Un enfant ou un adolescent qui s’oppose ne cherche pas à nous provoquer ni à nous faire suer. Il cherche avant tout à s’affirmer. Souvent, cette affirmation de soi est très maladroite. Les enfants peuvent frapper, mordre, cracher, donner un coup de pied dans le tibia, les adolescents peuvent nous insulter, frapper dans le cadre de porte. La force de frustration est puissante et la rage ressentie est intense. C’est difficile, voire impossible pour les jeunes de s’exprimer verbalement et de mettre en mots ce qu’ils ressentent.

Parfois, que ce soit à la maison ou à l’école, la consigne demandée n’est simplement pas comprise ou elle peut générer des émotions désagréables chez particulièrement chez les jeunes neuroatypiques. Les enfants peuvent se sentir contraints, ils peuvent bloquer, figer sur place, argumenter, s’opposer. La consigne doit faire du sens pour ces enfants, c’est primordial. Ils peuvent avoir besoin d’explications supplémentaires, que la consigne soit très explicite, que les raisons de cette consigne soient claires.

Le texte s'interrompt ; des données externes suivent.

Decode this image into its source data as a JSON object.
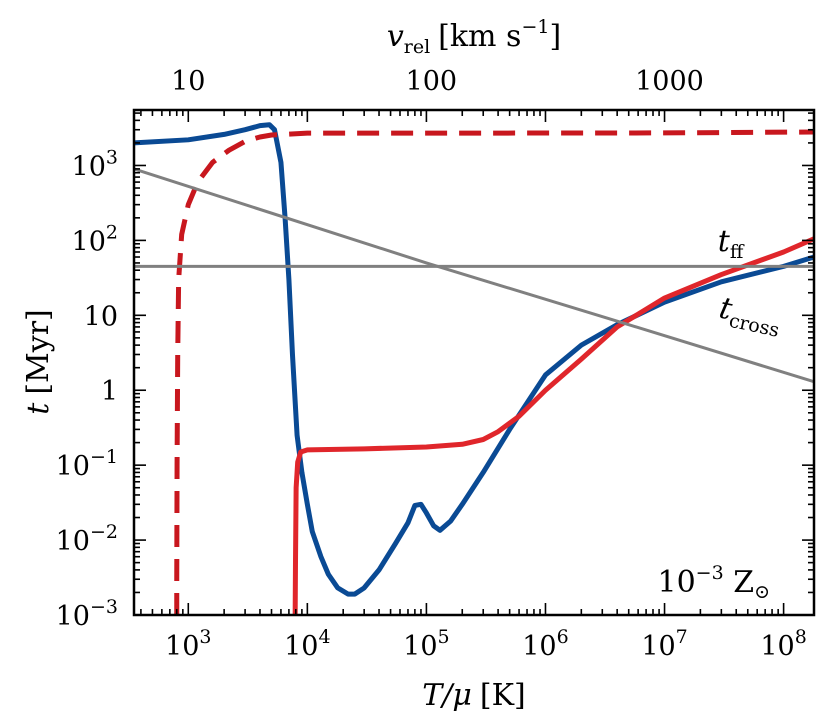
{
  "chart_data": {
    "type": "line",
    "xscale": "log",
    "yscale": "log",
    "xlim": [
      350,
      180000000
    ],
    "ylim": [
      0.001,
      5500
    ],
    "grid": false,
    "legend": "none",
    "xlabel": {
      "var": "T/μ",
      "unit": "[K]"
    },
    "ylabel": {
      "var": "t",
      "unit": "[Myr]"
    },
    "top_xlabel": {
      "var": "v",
      "sub": "rel",
      "unit_pre": "[km s",
      "unit_sup": "−1",
      "unit_post": "]"
    },
    "annotation": {
      "base": "10",
      "exp": "−3",
      "tail": " Z",
      "sym": "⊙"
    },
    "x_ticks": [
      {
        "value": 1000,
        "base": "10",
        "exp": "3"
      },
      {
        "value": 10000,
        "base": "10",
        "exp": "4"
      },
      {
        "value": 100000,
        "base": "10",
        "exp": "5"
      },
      {
        "value": 1000000,
        "base": "10",
        "exp": "6"
      },
      {
        "value": 10000000,
        "base": "10",
        "exp": "7"
      },
      {
        "value": 100000000,
        "base": "10",
        "exp": "8"
      }
    ],
    "y_ticks": [
      {
        "value": 0.001,
        "base": "10",
        "exp": "−3"
      },
      {
        "value": 0.01,
        "base": "10",
        "exp": "−2"
      },
      {
        "value": 0.1,
        "base": "10",
        "exp": "−1"
      },
      {
        "value": 1,
        "base": "1",
        "exp": ""
      },
      {
        "value": 10,
        "base": "10",
        "exp": ""
      },
      {
        "value": 100,
        "base": "10",
        "exp": "2"
      },
      {
        "value": 1000,
        "base": "10",
        "exp": "3"
      }
    ],
    "top_ticks": [
      {
        "label": "10",
        "x_value": 1000
      },
      {
        "label": "100",
        "x_value": 110000
      },
      {
        "label": "1000",
        "x_value": 11000000
      }
    ],
    "series": [
      {
        "color": "#0a4a94",
        "style": "solid",
        "points": [
          [
            350,
            2000
          ],
          [
            1000,
            2200
          ],
          [
            2000,
            2600
          ],
          [
            3000,
            3000
          ],
          [
            4000,
            3400
          ],
          [
            4800,
            3500
          ],
          [
            5300,
            3000
          ],
          [
            6000,
            1100
          ],
          [
            6500,
            200
          ],
          [
            7000,
            30
          ],
          [
            7500,
            3
          ],
          [
            8200,
            0.25
          ],
          [
            9000,
            0.08
          ],
          [
            10000,
            0.03
          ],
          [
            11000,
            0.013
          ],
          [
            13000,
            0.006
          ],
          [
            15000,
            0.0035
          ],
          [
            18000,
            0.0023
          ],
          [
            22000,
            0.0019
          ],
          [
            25000,
            0.0019
          ],
          [
            30000,
            0.0023
          ],
          [
            40000,
            0.004
          ],
          [
            55000,
            0.009
          ],
          [
            70000,
            0.017
          ],
          [
            80000,
            0.029
          ],
          [
            90000,
            0.03
          ],
          [
            100000,
            0.023
          ],
          [
            115000,
            0.0155
          ],
          [
            130000,
            0.0135
          ],
          [
            160000,
            0.018
          ],
          [
            200000,
            0.03
          ],
          [
            300000,
            0.08
          ],
          [
            500000,
            0.3
          ],
          [
            1000000,
            1.6
          ],
          [
            2000000,
            4
          ],
          [
            4000000,
            7.5
          ],
          [
            10000000,
            15
          ],
          [
            30000000,
            28
          ],
          [
            100000000,
            45
          ],
          [
            180000000,
            60
          ]
        ]
      },
      {
        "color": "#c8171e",
        "style": "dashed",
        "points": [
          [
            800,
            0.001
          ],
          [
            800,
            0.003
          ],
          [
            805,
            0.1
          ],
          [
            815,
            3
          ],
          [
            830,
            30
          ],
          [
            880,
            120
          ],
          [
            1000,
            300
          ],
          [
            1200,
            600
          ],
          [
            1600,
            1100
          ],
          [
            2200,
            1600
          ],
          [
            3000,
            2100
          ],
          [
            4000,
            2400
          ],
          [
            5000,
            2550
          ],
          [
            10000,
            2700
          ],
          [
            100000,
            2700
          ],
          [
            10000000,
            2720
          ],
          [
            180000000,
            2800
          ]
        ]
      },
      {
        "color": "#e0262b",
        "style": "solid",
        "points": [
          [
            7900,
            0.001
          ],
          [
            7950,
            0.005
          ],
          [
            8050,
            0.05
          ],
          [
            8300,
            0.11
          ],
          [
            8800,
            0.15
          ],
          [
            10000,
            0.16
          ],
          [
            30000,
            0.165
          ],
          [
            100000,
            0.175
          ],
          [
            200000,
            0.19
          ],
          [
            300000,
            0.22
          ],
          [
            400000,
            0.28
          ],
          [
            600000,
            0.45
          ],
          [
            1000000,
            1.0
          ],
          [
            2000000,
            2.6
          ],
          [
            4000000,
            7
          ],
          [
            10000000,
            17
          ],
          [
            30000000,
            35
          ],
          [
            100000000,
            70
          ],
          [
            180000000,
            105
          ]
        ]
      },
      {
        "name": "t_ff",
        "color": "#808080",
        "style": "solid",
        "points": [
          [
            350,
            45
          ],
          [
            180000000,
            45
          ]
        ]
      },
      {
        "name": "t_cross",
        "color": "#808080",
        "style": "solid",
        "points": [
          [
            350,
            900
          ],
          [
            100000,
            50
          ],
          [
            5000000,
            7.5
          ],
          [
            180000000,
            1.3
          ]
        ]
      }
    ],
    "line_labels": [
      {
        "var": "t",
        "sub": "ff",
        "x_value": 28000000,
        "y_value": 72
      },
      {
        "var": "t",
        "sub": "cross",
        "x_value": 28000000,
        "y_value": 9.5
      }
    ]
  }
}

Il arrive que la consigne ne fasse jamais sens pour l’enfant. Par exemple, au niveau des codes sociaux comme la politesse : dire bonjour, dire merci, dire au revoir, ne pas parler trop fort, sourire en retour, rester à table jusqu’à ce que tous aient terminé, regarder sans les yeux, faire la bise, faire un câlin, faire une poignée de main. Rappelons ici qu’il s’agit de codes et de normes sociales avant tout. Tout est donc relatif à la société, à la culture, à l’époque. Et surtout, les codes sociaux ne sont qu’une parure, qu’une forme pour vivre en société de manière harmonieuse et respectueuse – en superficie. Si cela n’est que parure, qu’un bien paraître, quel est le sens? Faire semblant? Pourquoi? Si cela n’est pas sincère et ressenti, pourquoi jouer la comédie? Pourquoi ne pas affirmer ses vrais sentiments? Les neuroatypiques détectent ce qui est faux, ce qui est vide, ce qui n’est qu’apparences. Ils se sentent floués, inconfortables, perdus, trahis. L’intégrité est également très importante. Alors pourquoi dire bonjour juste par politesse si ce n’est pas senti? Pourquoi dire merci quand nous ne sommes pas contents? Pourquoi faire un câlin si nous n’en avons pas envie? Dur dur tous ces non-sens!

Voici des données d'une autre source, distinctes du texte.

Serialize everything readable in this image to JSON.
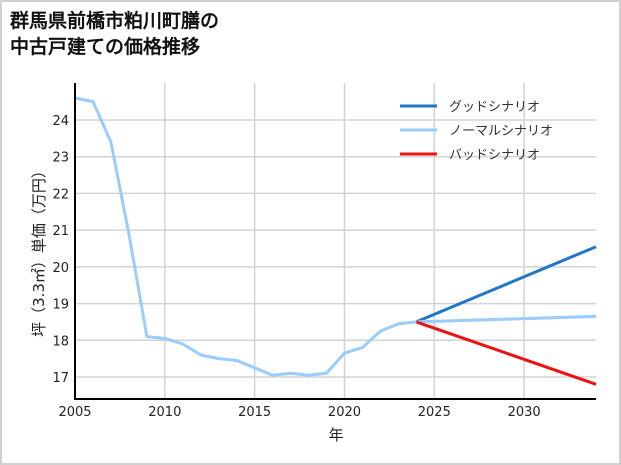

Puis, vous êtes-vous déjà demandé ce que vos propres demandes ou phrases peuvent avoir comme réactions émotionnelles chez votre enfant : « Restes sage! », « Ne bouge pas », « Restes assis et ne parle pas », « Fais-moi pas honte », « Ne me fais pas de crises ». Et lorsque vous vous exprimez sous forme d’ordres plutôt que demandes à votre enfant : « Range ta chambre immédiatement », « Vas faire tes devoirs! », « Habilles-toi rapidement, on part maintenant! ». L’enfant se sent contraint. Il peut se sentir littéralement comme un objet plutôt que comme un être humain. Il peut percevoir ces phrases, ces ordres comme de la provocation ou comme un affront. Ces phrases activent les régions primitives de son cerveau. Il est normal qu’il réagisse par attaque, fuite ou immobilisation. Et via l’attaque comme l’opposition, il souhaite s’affirmer, protéger son intégrité. Il a besoin d’être considéré.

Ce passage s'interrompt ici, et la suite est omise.